Il n’y a que trois histoires dans ce livre, et malgré être le premier tome, La vallée infernale n’apparaît pas. Je suppose que la bande-dessinée ne suit pas le même ordre que les livres originaux. Les méchants qui apparaissent dans la chanson n’y sont pas non plus, l’Ombre Jaune et Miss Ylang-Ylang. C’est pas clair s’il existe un méchant appelé « Kali Jones » dans les livres, mais il y a une histoire, La marque de Kali.
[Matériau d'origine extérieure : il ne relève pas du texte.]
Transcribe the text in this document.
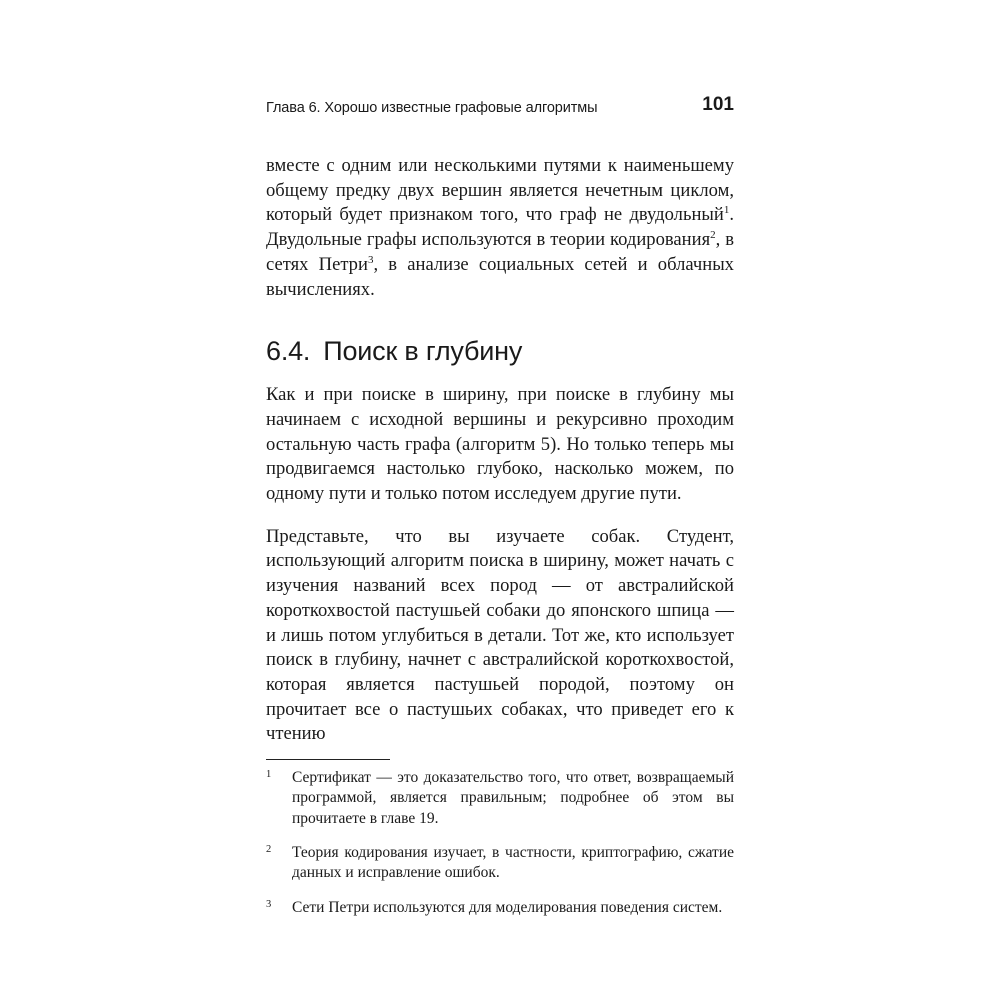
Глава 6. Хорошо известные графовые алгоритмы	101

вместе с одним или несколькими путями к наименьшему общему предку двух вершин является нечетным циклом, который будет признаком того, что граф не двудольный$^1$. Двудольные графы используются в теории кодирования$^2$, в сетях Петри$^3$, в анализе социальных сетей и облачных вычислениях.

6.4. Поиск в глубину

Как и при поиске в ширину, при поиске в глубину мы начинаем с исходной вершины и рекурсивно проходим остальную часть графа (алгоритм 5). Но только теперь мы продвигаемся настолько глубоко, насколько можем, по одному пути и только потом исследуем другие пути.

Представьте, что вы изучаете собак. Студент, использующий алгоритм поиска в ширину, может начать с изучения названий всех пород — от австралийской короткохвостой пастушьей собаки до японского шпица — и лишь потом углубиться в детали. Тот же, кто использует поиск в глубину, начнет с австралийской короткохвостой, которая является пастушьей породой, поэтому он прочитает все о пастушьих собаках, что приведет его к чтению

1 Сертификат — это доказательство того, что ответ, возвращаемый программой, является правильным; подробнее об этом вы прочитаете в главе 19.
2 Теория кодирования изучает, в частности, криптографию, сжатие данных и исправление ошибок.
3 Сети Петри используются для моделирования поведения систем.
J’ai découvert qu’il y avait aussi un dessin animé dans les années 90s, sur Canal+. La générique est parfaite :

Je ne sais pas encore si je poursuivrai plus d’histoires de Bob Morane. Ces livres sont lourds, alors chers à livrer. Mais c’était au moins important de le trouver, et je suis heureux de l’avoir fait.

Une lettre à Indochine

Il y a quelques semaines, quelqu’un a posté l’adresse pour les demandes d’autographe dans un de mes groupes de fans d’Indochine. Il faut que vous leur envoyiez une enveloppe timbrée, et pour moi, c’est un problème. Mais plus maintenant ! Quand je serai en France, j’achèterai des timbres, et je leur enverrai ma lettre. C’est la première fois dans ma vie entière — je n’ai jamais écrit à Rush ou Queensrÿche. (Oui, ce dernier nom n’est pas une blague.) Voici la lettre que j’ai écrit :

J’ai inclus une photo qui signifie quelque chose de spécial pour moi. Si quelqu’un du groupe la signe et que je la reçois, je la posterai ici. Certains fans m’ont suggéré de dire de quel membre du groupe j’aimerais un autographe. On penserait que je dirais Nico. Mais honnêtement, je m’en fiche — je les adore tous, et si je reçois une réponse, ça suffira. Je ne veux pas dire « n’importe qui » dans ma lettre pour ne pas les insulter.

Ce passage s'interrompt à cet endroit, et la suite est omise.